R Fairhurst, the Linear Referencing option looks to be the most automatic solution, albeit the most cumbersome. It does, however, look very promising. I will give it a go and will post my results accordingly.

Thanks again everyone.
0 Kudos
DarrenWiens2
MVP Honored Contributor
Add an offset field and calculate it to 12 or -12 (experiment) and make the summary table a new line event table with the offset field option set. The lines will follow the road between the two point measures with a 12 ft offset.

This will offset the line forward or back 12 feet along the road, not left or right, correct? I believe the OP wants a sidewalk line, at least that's what I was picturing.
0 Kudos
RichardFairhurst
MVP Honored Contributor
This will offset the line forward or back 12 feet along the road, not left or right, correct? I believe the OP wants a sidewalk line, at least that's what I was picturing.

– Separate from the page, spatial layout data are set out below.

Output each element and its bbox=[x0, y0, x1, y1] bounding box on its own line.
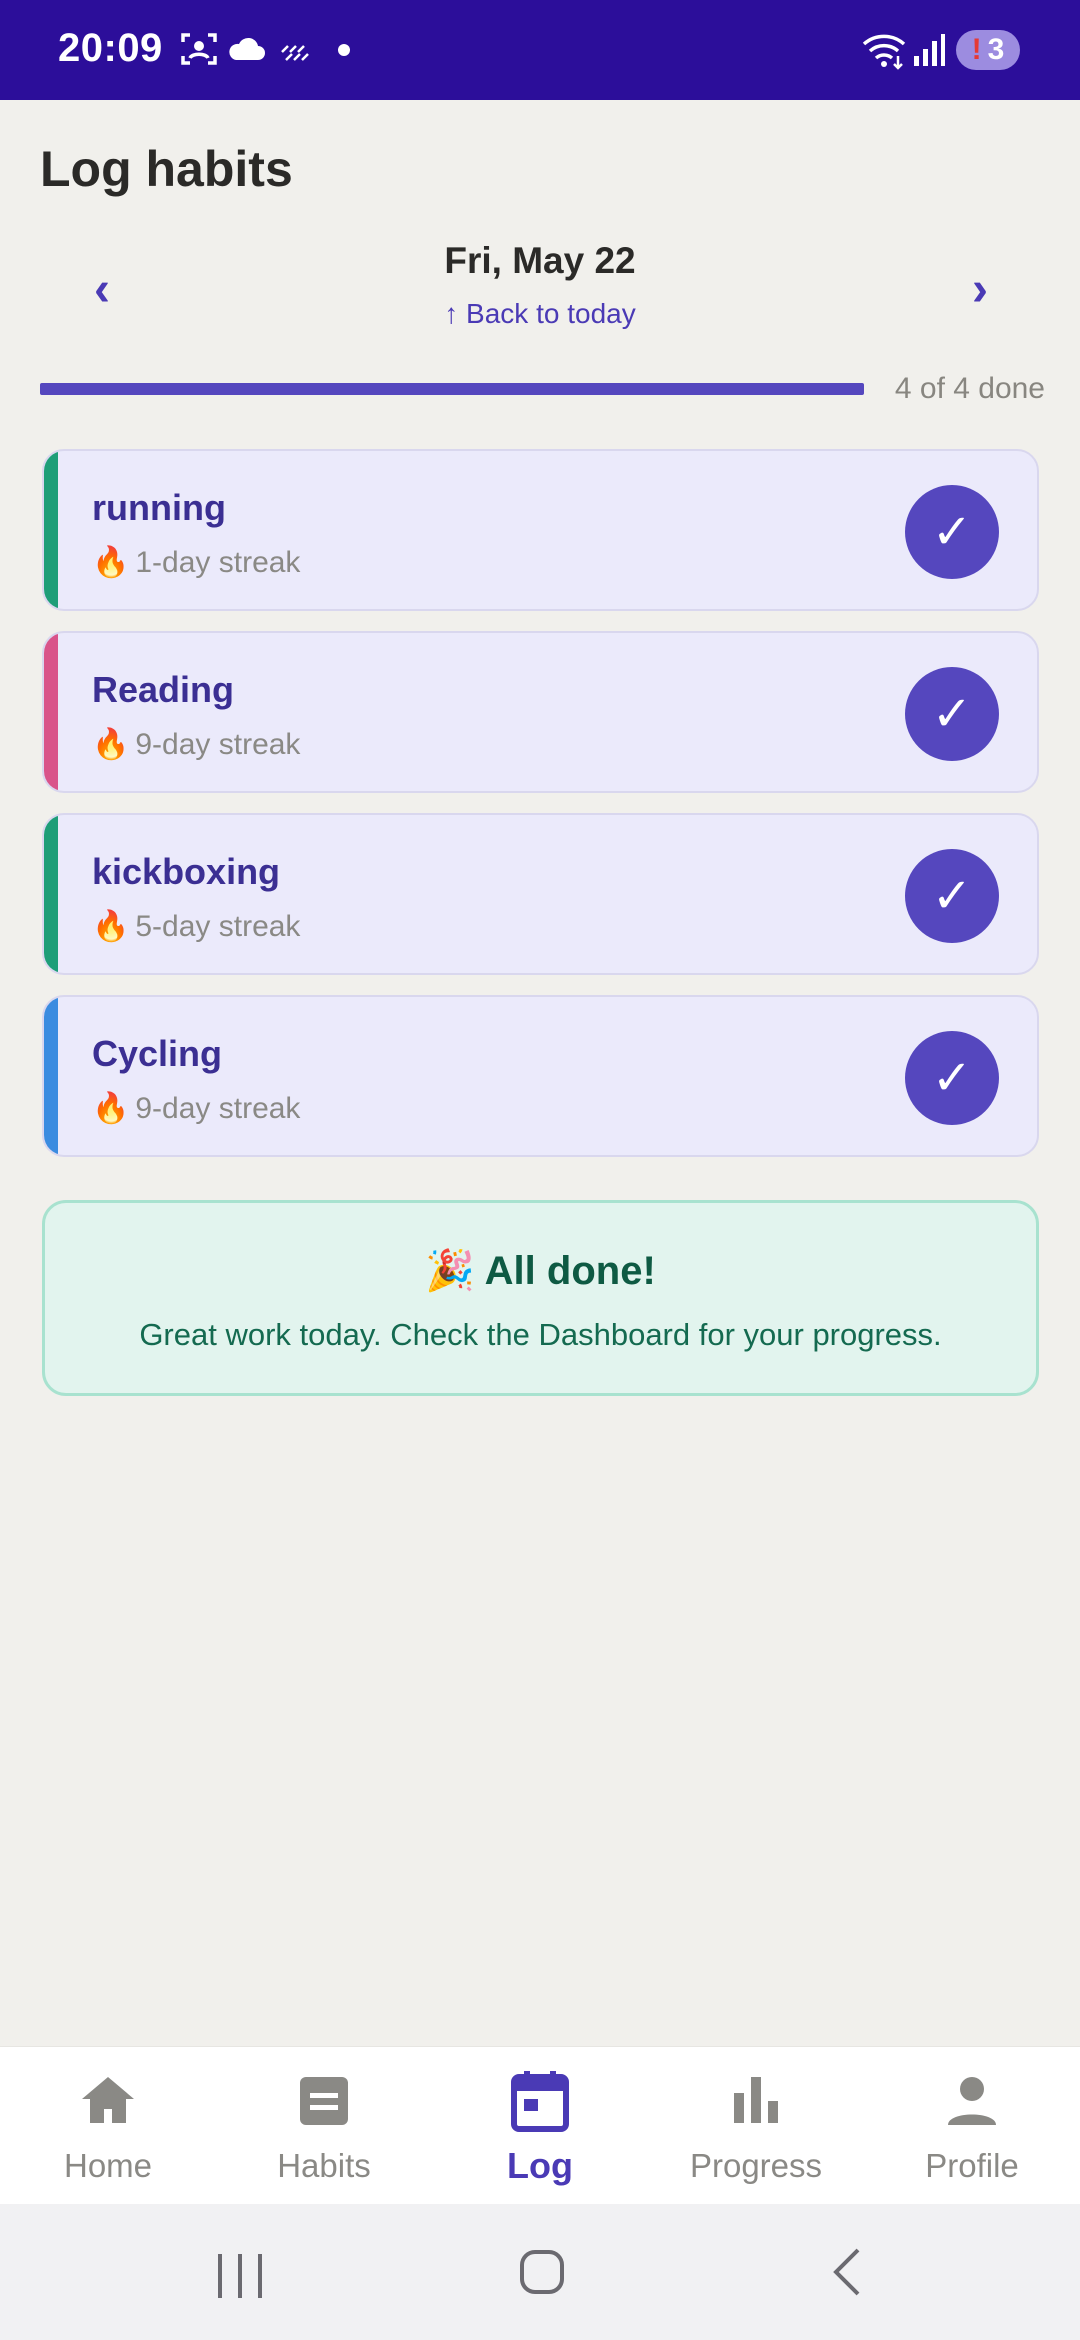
dot-icon bbox=[338, 44, 350, 56]
wifi-icon bbox=[862, 34, 906, 70]
flame-icon: 🔥 bbox=[92, 910, 130, 943]
habit-card-kickboxing[interactable]: kickboxing 🔥 5-day streak ✓ bbox=[42, 813, 1039, 975]
progress-bar bbox=[40, 383, 864, 395]
status-time: 20:09 bbox=[58, 26, 163, 70]
habit-streak: 🔥 1-day streak bbox=[92, 545, 300, 580]
nav-progress[interactable]: Progress bbox=[648, 2047, 864, 2205]
streak-label: 9-day streak bbox=[135, 1091, 301, 1125]
flame-icon: 🔥 bbox=[92, 728, 130, 761]
nav-log[interactable]: Log bbox=[432, 2047, 648, 2205]
page-title: Log habits bbox=[40, 141, 293, 197]
habit-streak: 🔥 5-day streak bbox=[92, 909, 300, 944]
habit-name: Cycling bbox=[92, 1033, 223, 1074]
habit-card-cycling[interactable]: Cycling 🔥 9-day streak ✓ bbox=[42, 995, 1039, 1157]
habit-name: running bbox=[92, 487, 226, 528]
party-icon: 🎉 bbox=[425, 1249, 476, 1293]
checkmark-icon: ✓ bbox=[931, 688, 973, 741]
habit-name: Reading bbox=[92, 669, 235, 710]
flame-icon: 🔥 bbox=[92, 1092, 130, 1125]
completion-title-text: All done! bbox=[484, 1249, 656, 1293]
nav-habits[interactable]: Habits bbox=[216, 2047, 432, 2205]
next-day-button[interactable]: › bbox=[950, 262, 1010, 317]
streak-label: 1-day streak bbox=[135, 545, 301, 579]
progress-fill bbox=[40, 383, 864, 395]
streak-label: 5-day streak bbox=[135, 909, 301, 943]
checkmark-icon: ✓ bbox=[931, 1052, 973, 1105]
back-to-today-link[interactable]: ↑ Back to today bbox=[340, 298, 740, 330]
system-nav-bar bbox=[0, 2204, 1080, 2340]
habit-streak: 🔥 9-day streak bbox=[92, 1091, 300, 1126]
habit-color-bar bbox=[44, 815, 58, 973]
alert-badge-icon: ! 3 bbox=[956, 30, 1020, 70]
completion-message: Great work today. Check the Dashboard fo… bbox=[139, 1317, 942, 1352]
signal-icon bbox=[914, 34, 945, 66]
flame-icon: 🔥 bbox=[92, 546, 130, 579]
prev-day-button[interactable]: ‹ bbox=[72, 262, 132, 317]
checkmark-icon: ✓ bbox=[931, 870, 973, 923]
nav-habits-label: Habits bbox=[277, 2147, 371, 2184]
date-label: Fri, May 22 bbox=[444, 240, 636, 281]
check-button[interactable]: ✓ bbox=[905, 667, 999, 761]
person-icon bbox=[948, 2077, 996, 2125]
check-button[interactable]: ✓ bbox=[905, 1031, 999, 1125]
check-button[interactable]: ✓ bbox=[905, 485, 999, 579]
nav-home-label: Home bbox=[63, 2147, 153, 2184]
nav-home[interactable]: Home bbox=[0, 2047, 216, 2205]
habit-card-running[interactable]: running 🔥 1-day streak ✓ bbox=[42, 449, 1039, 611]
weather-icon bbox=[281, 45, 309, 61]
nav-log-label: Log bbox=[507, 2145, 573, 2186]
streak-label: 9-day streak bbox=[135, 727, 301, 761]
habits-icon bbox=[300, 2077, 348, 2125]
progress-label: 4 of 4 done bbox=[894, 372, 1045, 405]
nav-progress-label: Progress bbox=[689, 2147, 823, 2184]
completion-title: 🎉 All done! bbox=[45, 1247, 1036, 1294]
status-bar: 20:09 ! 3 bbox=[0, 0, 1080, 100]
check-button[interactable]: ✓ bbox=[905, 849, 999, 943]
completion-card: 🎉 All done! Great work today. Check the … bbox=[42, 1200, 1039, 1396]
recent-apps-icon[interactable] bbox=[180, 2204, 300, 2340]
habit-color-bar bbox=[44, 633, 58, 791]
habit-card-reading[interactable]: Reading 🔥 9-day streak ✓ bbox=[42, 631, 1039, 793]
habit-color-bar bbox=[44, 997, 58, 1155]
bottom-nav: Home Habits Log Progress Profile bbox=[0, 2046, 1080, 2204]
home-button-icon[interactable] bbox=[482, 2204, 602, 2340]
screenshot-icon bbox=[181, 33, 217, 65]
habit-streak: 🔥 9-day streak bbox=[92, 727, 300, 762]
nav-profile[interactable]: Profile bbox=[864, 2047, 1080, 2205]
nav-profile-label: Profile bbox=[925, 2147, 1019, 2184]
checkmark-icon: ✓ bbox=[931, 506, 973, 559]
back-icon[interactable] bbox=[786, 2204, 906, 2340]
calendar-icon bbox=[511, 2071, 569, 2132]
bar-chart-icon bbox=[734, 2077, 778, 2123]
home-icon bbox=[82, 2077, 134, 2123]
cloud-icon bbox=[229, 37, 265, 60]
notification-count: 3 bbox=[987, 33, 1005, 66]
habit-name: kickboxing bbox=[92, 851, 281, 892]
habit-color-bar bbox=[44, 451, 58, 609]
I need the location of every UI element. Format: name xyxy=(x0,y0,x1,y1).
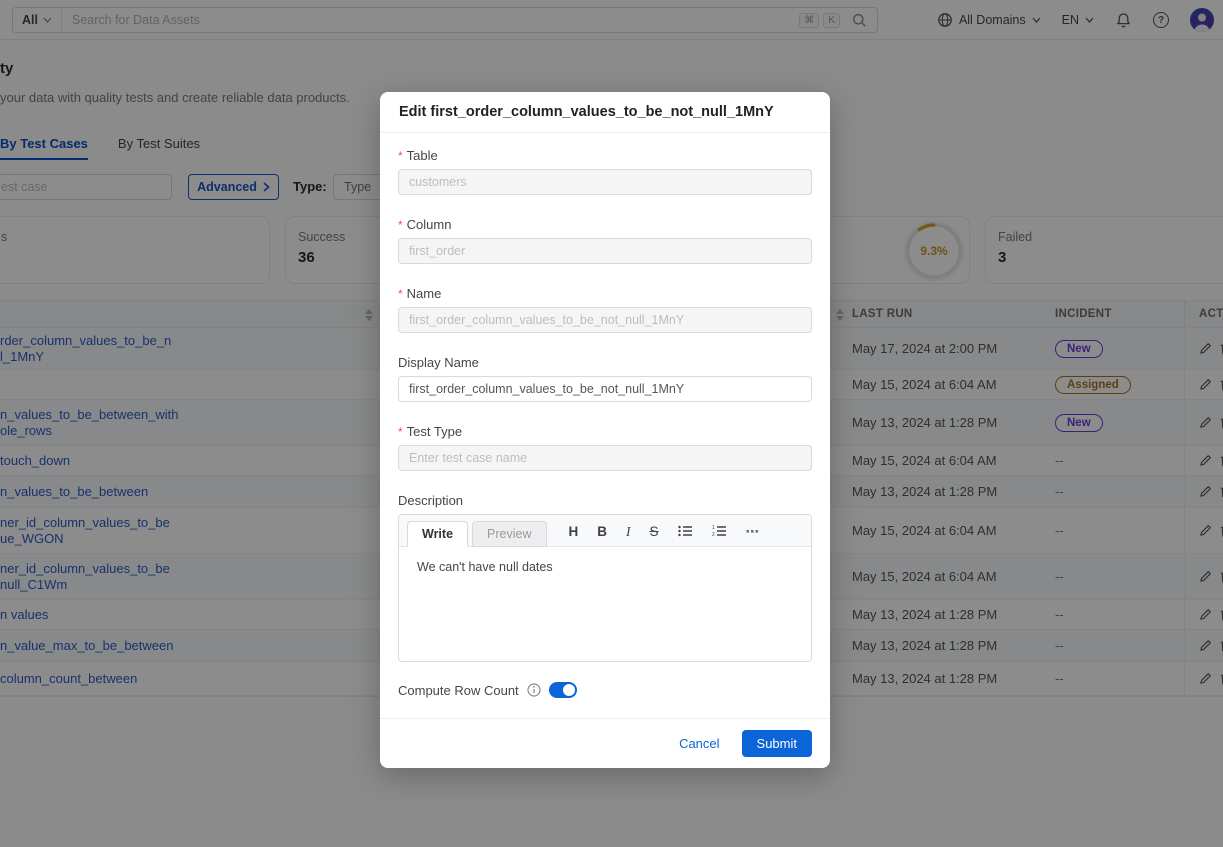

The offset is left or right of the line and works fine for continuous sidewalks.  Create a field called Offset of type Double.  Calculate it with a value of 12.  Make that field the Offset field of the line event table.  The line will be 12 feet offset from the line to either the right or the left (there is an option to switch which side for positive and negative numbers in the advanced Event layer settings).

Keep in mind the full curvature of a road will only be shown with an offset for a single unbroken event along the road.  if you break the road into two events on a curve the offset will cause gaps to form between the offset segments at those breaks, because the offset is exactly perpendicular to the line and will not close the gap in the center of the long radius side of the curve between the two events and the short radius side of the curve will overlap.
0 Kudos
DarrenWiens2
MVP Honored Contributor
Aha, I stand corrected - was looking at "measure_offset" in Create Routes, not "offset_field" in Make Route Event Layer. Looks like it should work.